One box in particular that always seems to require extra care contains the memories of when I was a little girl staying up late with my drunk father, starting around six or seven years old and continuin until we parted ways when I was thirteen (the same age he was when he left his family), as he would scream and cry about his own childhood abuse at the hands of his own blood family, his mother’s suicide, my mother’s suicide attempts, and he’d describe what it was like growing up in the Bronx, alone, White, as a substance addict, as well as his intentions at the time of murdering people who have wronged him until he had planned to finally end it all, culminating in his own suicide. After he’d finally let me go to sleep, I’d cry in my own bed and develop plans for my own suicide while wishing someone would stay up with me as I did for him. 

I want people to know that I understand just how painful it is to be in pain, to let them know that I see their struggle, I know it’s hard, but we will get through this together. How may I be of service to you? It’s nice and all to see people happy, a little buzzed at dinner. But have you ever seen someone get healthy – to pull themselves from the depths of whatever is besieging their mind or their body? I believe that having a career as a Licensed Mental Health Counselor will hold innumerable moments that will remind me that I am not a bad thing, I was never a bad thing, and I do not deserve bad things. 

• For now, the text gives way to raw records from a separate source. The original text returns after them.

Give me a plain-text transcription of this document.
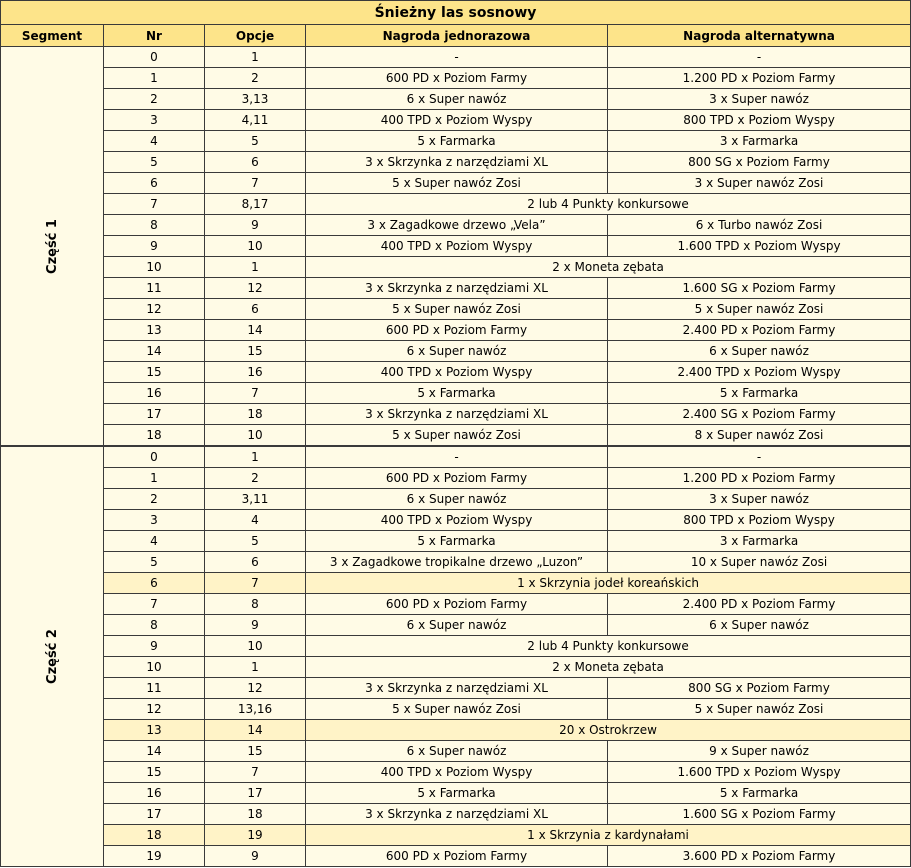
Śnieżny las sosnowy				
Segment	Nr	Opcje	Nagroda jednorazowa	Nagroda alternatywna
Część 1	0	1	-	-
	1	2	600 PD x Poziom Farmy	1.200 PD x Poziom Farmy
	2	3,13	6 x Super nawóz	3 x Super nawóz
	3	4,11	400 TPD x Poziom Wyspy	800 TPD x Poziom Wyspy
	4	5	5 x Farmarka	3 x Farmarka
	5	6	3 x Skrzynka z narzędziami XL	800 SG x Poziom Farmy
	6	7	5 x Super nawóz Zosi	3 x Super nawóz Zosi
	7	8,17	2 lub 4 Punkty konkursowe	
	8	9	3 x Zagadkowe drzewo „Vela”	6 x Turbo nawóz Zosi
	9	10	400 TPD x Poziom Wyspy	1.600 TPD x Poziom Wyspy
	10	1	2 x Moneta zębata	
	11	12	3 x Skrzynka z narzędziami XL	1.600 SG x Poziom Farmy
	12	6	5 x Super nawóz Zosi	5 x Super nawóz Zosi
	13	14	600 PD x Poziom Farmy	2.400 PD x Poziom Farmy
	14	15	6 x Super nawóz	6 x Super nawóz
	15	16	400 TPD x Poziom Wyspy	2.400 TPD x Poziom Wyspy
	16	7	5 x Farmarka	5 x Farmarka
	17	18	3 x Skrzynka z narzędziami XL	2.400 SG x Poziom Farmy
	18	10	5 x Super nawóz Zosi	8 x Super nawóz Zosi
Część 2	0	1	-	-
	1	2	600 PD x Poziom Farmy	1.200 PD x Poziom Farmy
	2	3,11	6 x Super nawóz	3 x Super nawóz
	3	4	400 TPD x Poziom Wyspy	800 TPD x Poziom Wyspy
	4	5	5 x Farmarka	3 x Farmarka
	5	6	3 x Zagadkowe tropikalne drzewo „Luzon”	10 x Super nawóz Zosi
	6	7	1 x Skrzynia jodeł koreańskich	
	7	8	600 PD x Poziom Farmy	2.400 PD x Poziom Farmy
	8	9	6 x Super nawóz	6 x Super nawóz
	9	10	2 lub 4 Punkty konkursowe	
	10	1	2 x Moneta zębata	
	11	12	3 x Skrzynka z narzędziami XL	800 SG x Poziom Farmy
	12	13,16	5 x Super nawóz Zosi	5 x Super nawóz Zosi
	13	14	20 x Ostrokrzew	
	14	15	6 x Super nawóz	9 x Super nawóz
	15	7	400 TPD x Poziom Wyspy	1.600 TPD x Poziom Wyspy
	16	17	5 x Farmarka	5 x Farmarka
	17	18	3 x Skrzynka z narzędziami XL	1.600 SG x Poziom Farmy
	18	19	1 x Skrzynia z kardynałami	
	19	9	600 PD x Poziom Farmy	3.600 PD x Poziom Farmy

No one is a bad thing and good people deserve good things. We are not meant to live our lives in a constant state of terror and torment. This change of career will be my next step in becoming the next version of that pretty, funny, and capable girl who works hard and feels satisfied and contented with herself. She is an amalgamation of all the past versions of her. She’ll still have tattoos. She’ll still not feel worthy of good things unless she does good herself. She’ll still be a damn good cook and be able to make a mean drink. 

I wonder what else she’ll be able to do and if she’ll always feel like the help, waiting in the background and staying up late while tirelessly, but contentedly working for other’s well-being. I wonder if she’ll ever be able to love herself as much as she loves others. She thinks if she works hard enough and does enough good, she might be worthy of their love someday. Not this Sunday. But maybe next Tuesday – would 6 PM be okay?